The next time we say ‘I love you’ we should consider the cost
For love is not a feeling, but a laying down of our uttermost

Treasure-chest





We trace them, but not with our fingers
We kiss them, but not with our lips
And oh, how their essence lingers
Long after the hour slips

We hold them but not in embraces
We keep them but not in our clutch
Echoes of times and places
Cradled in ethereal touch

The heart is a vault filled with treasure
Of love and its lessons we learn
As memory's immutable measure
Preserves what can never return

© Janet Martin

Let's make today's treasure something to treasure! God bless and keep.


Monkey-bars




I push through
Memories of my own childhood
Scanning the playground
Where students
Like colorful bobbing balloons
Race and run
High on dreams
Of summer vacation
And suddenly I see her
‘Pink tee-shirt monkey
Dangling from the jungle-gym
Her blonde hair streaming in the
Three-o’clock sun
Her teacher and I
Touch glances
Laughing
As her
Scattered, flamboyant personality
Studies the strangeness
Of an
Up-side down
World

© Janet Martin

Yesterday I attended my daughter's annual June picnic at her school.
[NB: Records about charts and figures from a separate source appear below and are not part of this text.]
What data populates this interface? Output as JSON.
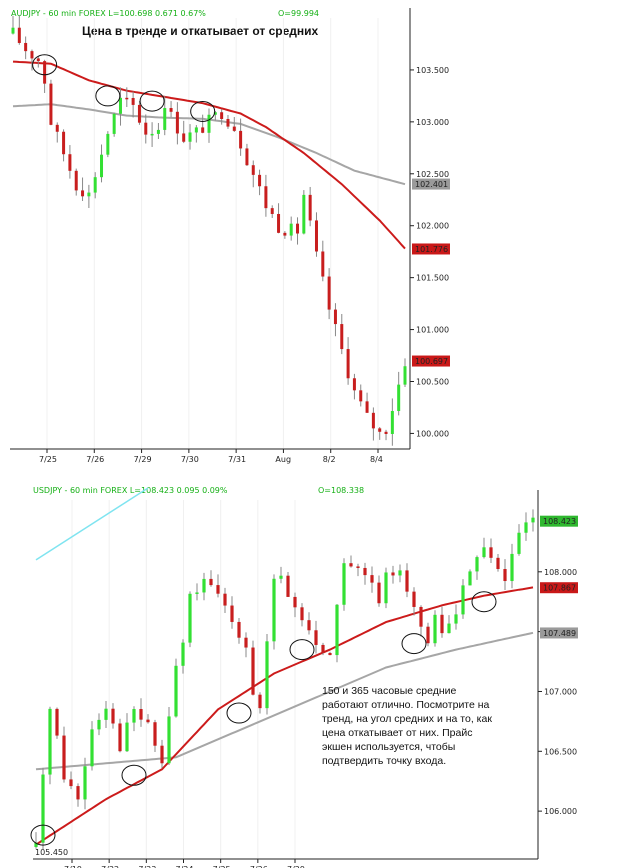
{
  "colors": {
    "up": "#33e033",
    "down": "#c81e1e",
    "wick": "#888888",
    "ma_red": "#cc1b1b",
    "ma_gray": "#a6a6a6",
    "header": "#15b015",
    "trendline": "#7fe4f0",
    "axis": "#222222"
  },
  "chart_data": [
    {
      "type": "candlestick",
      "header": {
        "symbol": "AUDJPY - 60 min  FOREX  L=100.698  0.671  0.67%",
        "open": "O=99.994"
      },
      "title": "Цена в тренде и откатывает от средних",
      "ylim": [
        99.85,
        104.0
      ],
      "yticks": [
        "103.500",
        "103.000",
        "102.500",
        "102.000",
        "101.500",
        "101.000",
        "100.500",
        "100.000"
      ],
      "xticks": [
        "7/25",
        "7/26",
        "7/29",
        "7/30",
        "7/31",
        "Aug",
        "8/2",
        "8/4"
      ],
      "price_tags": [
        {
          "value": 102.401,
          "label": "102.401",
          "series": "ma_slow"
        },
        {
          "value": 101.776,
          "label": "101.776",
          "series": "ma_fast"
        },
        {
          "value": 100.697,
          "label": "100.697",
          "series": "last"
        }
      ],
      "close_path": [
        [
          0,
          103.85
        ],
        [
          2,
          103.7
        ],
        [
          4,
          103.6
        ],
        [
          5,
          103.4
        ],
        [
          6,
          103.0
        ],
        [
          8,
          102.7
        ],
        [
          10,
          102.4
        ],
        [
          12,
          102.3
        ],
        [
          15,
          102.9
        ],
        [
          17,
          103.2
        ],
        [
          19,
          103.15
        ],
        [
          21,
          102.9
        ],
        [
          23,
          102.95
        ],
        [
          24,
          103.2
        ],
        [
          25,
          103.05
        ],
        [
          27,
          102.85
        ],
        [
          29,
          102.9
        ],
        [
          31,
          103.0
        ],
        [
          33,
          103.1
        ],
        [
          35,
          102.95
        ],
        [
          36,
          102.8
        ],
        [
          38,
          102.5
        ],
        [
          40,
          102.2
        ],
        [
          42,
          102.0
        ],
        [
          44,
          101.95
        ],
        [
          45,
          101.95
        ],
        [
          46,
          102.3
        ],
        [
          47,
          102.0
        ],
        [
          48,
          101.7
        ],
        [
          50,
          101.2
        ],
        [
          52,
          100.8
        ],
        [
          54,
          100.4
        ],
        [
          56,
          100.15
        ],
        [
          58,
          100.0
        ],
        [
          59,
          100.05
        ],
        [
          60,
          100.25
        ],
        [
          62,
          100.7
        ]
      ],
      "ma_slow": [
        [
          0,
          103.15
        ],
        [
          6,
          103.17
        ],
        [
          12,
          103.12
        ],
        [
          18,
          103.06
        ],
        [
          24,
          103.04
        ],
        [
          30,
          103.03
        ],
        [
          36,
          102.98
        ],
        [
          42,
          102.85
        ],
        [
          48,
          102.7
        ],
        [
          54,
          102.53
        ],
        [
          62,
          102.4
        ]
      ],
      "ma_fast": [
        [
          0,
          103.58
        ],
        [
          6,
          103.56
        ],
        [
          12,
          103.4
        ],
        [
          18,
          103.3
        ],
        [
          24,
          103.24
        ],
        [
          30,
          103.18
        ],
        [
          36,
          103.08
        ],
        [
          40,
          102.95
        ],
        [
          46,
          102.7
        ],
        [
          52,
          102.4
        ],
        [
          58,
          102.05
        ],
        [
          62,
          101.78
        ]
      ],
      "circles_at": [
        [
          5,
          103.55
        ],
        [
          15,
          103.25
        ],
        [
          22,
          103.2
        ],
        [
          30,
          103.1
        ]
      ]
    },
    {
      "type": "candlestick",
      "header": {
        "symbol": "USDJPY - 60 min  FOREX  L=108.423  0.095  0.09%",
        "open": "O=108.338"
      },
      "ylim": [
        105.6,
        108.6
      ],
      "yticks": [
        "108.000",
        "107.500",
        "107.000",
        "106.500",
        "106.000"
      ],
      "bottom_label": "105.450",
      "xticks": [
        "7/19",
        "7/22",
        "7/23",
        "7/24",
        "7/25",
        "7/26",
        "7/29"
      ],
      "price_tags": [
        {
          "value": 108.423,
          "label": "108.423",
          "series": "last"
        },
        {
          "value": 107.867,
          "label": "107.867",
          "series": "ma_fast"
        },
        {
          "value": 107.489,
          "label": "107.489",
          "series": "ma_slow"
        }
      ],
      "close_path": [
        [
          0,
          105.7
        ],
        [
          2,
          106.9
        ],
        [
          4,
          106.3
        ],
        [
          6,
          106.1
        ],
        [
          8,
          106.7
        ],
        [
          10,
          106.9
        ],
        [
          12,
          106.55
        ],
        [
          14,
          106.85
        ],
        [
          16,
          106.7
        ],
        [
          18,
          106.4
        ],
        [
          19,
          106.8
        ],
        [
          20,
          107.2
        ],
        [
          21,
          107.4
        ],
        [
          22,
          107.8
        ],
        [
          24,
          107.9
        ],
        [
          26,
          107.8
        ],
        [
          28,
          107.6
        ],
        [
          30,
          107.4
        ],
        [
          31,
          107.0
        ],
        [
          32,
          106.85
        ],
        [
          33,
          107.4
        ],
        [
          34,
          107.9
        ],
        [
          35,
          107.95
        ],
        [
          36,
          107.8
        ],
        [
          38,
          107.6
        ],
        [
          40,
          107.4
        ],
        [
          42,
          107.3
        ],
        [
          43,
          107.7
        ],
        [
          44,
          108.1
        ],
        [
          46,
          108.0
        ],
        [
          48,
          107.9
        ],
        [
          49,
          107.7
        ],
        [
          50,
          107.95
        ],
        [
          52,
          108.05
        ],
        [
          54,
          107.7
        ],
        [
          55,
          107.5
        ],
        [
          56,
          107.4
        ],
        [
          57,
          107.6
        ],
        [
          58,
          107.5
        ],
        [
          60,
          107.65
        ],
        [
          62,
          108.05
        ],
        [
          64,
          108.2
        ],
        [
          65,
          108.1
        ],
        [
          66,
          108.05
        ],
        [
          67,
          107.9
        ],
        [
          68,
          108.15
        ],
        [
          70,
          108.4
        ],
        [
          71,
          108.42
        ]
      ],
      "ma_slow": [
        [
          0,
          106.35
        ],
        [
          10,
          106.4
        ],
        [
          20,
          106.45
        ],
        [
          30,
          106.7
        ],
        [
          40,
          106.95
        ],
        [
          50,
          107.2
        ],
        [
          60,
          107.35
        ],
        [
          71,
          107.49
        ]
      ],
      "ma_fast": [
        [
          0,
          105.72
        ],
        [
          10,
          106.1
        ],
        [
          18,
          106.35
        ],
        [
          26,
          106.85
        ],
        [
          34,
          107.15
        ],
        [
          42,
          107.35
        ],
        [
          50,
          107.58
        ],
        [
          58,
          107.72
        ],
        [
          64,
          107.8
        ],
        [
          71,
          107.87
        ]
      ],
      "trendline": [
        [
          0,
          108.1
        ],
        [
          16,
          108.7
        ]
      ],
      "circles_at": [
        [
          1,
          105.8
        ],
        [
          14,
          106.3
        ],
        [
          29,
          106.82
        ],
        [
          38,
          107.35
        ],
        [
          54,
          107.4
        ],
        [
          64,
          107.75
        ]
      ],
      "annotation": [
        "150 и 365 часовые средние",
        "работают отлично. Посмотрите на",
        "тренд, на угол средних и на то, как",
        "цена откатывает от них. Прайс",
        "экшен используется, чтобы",
        "подтвердить точку входа."
      ]
    }
  ]
}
While her teacher and I chatted and discussed the year suddenly we both spotted her swinging up-side down from the top of the soccer-net  as if to testify to our amusements and frustrations of a carefree, scatterbrained Victoria.



Wednesday, June 19, 2013

Kid's Poem on Telling the Truth




I ought to never tell a lie
‘Cause lies like company
And soon the lie that first was one
Turns into two or three
For when a lie begins to lose
Its word-woven disguise
We protect it from the truth
By telling some more lies
And suddenly it’s hard to tell
How many lies were said
So it is always wise and well
To tell the truth instead

© Janet Martin


Of Almost-Poems





Ah troubadour, vexing the schemes of pen
You dangle unformed; vainly we beseech
Your laughter drifting just beyond our reach
A madrigal taunting the dreams of men

Almost, the wind combing the moon-brushed hill
Unravels your mute, mystic revelry
We glean the quiet, poised in poesy
But you evade the ink-breath in our quill

Elusive lover; will we ever know
The sweetness of your nectar, fancy-spun
A sparkle on the sea in glints of sun
A rush of vapor-ocean ebb and flow

Ah, troubadour of thought-blood left unshed
The compositions in your phantom sigh
Evokes a hunger in the poet’s eye
For all the rivers that remain unbled

© Janet Martin

Does it drive you crazy too...reaching for that thought that cannot be spelled?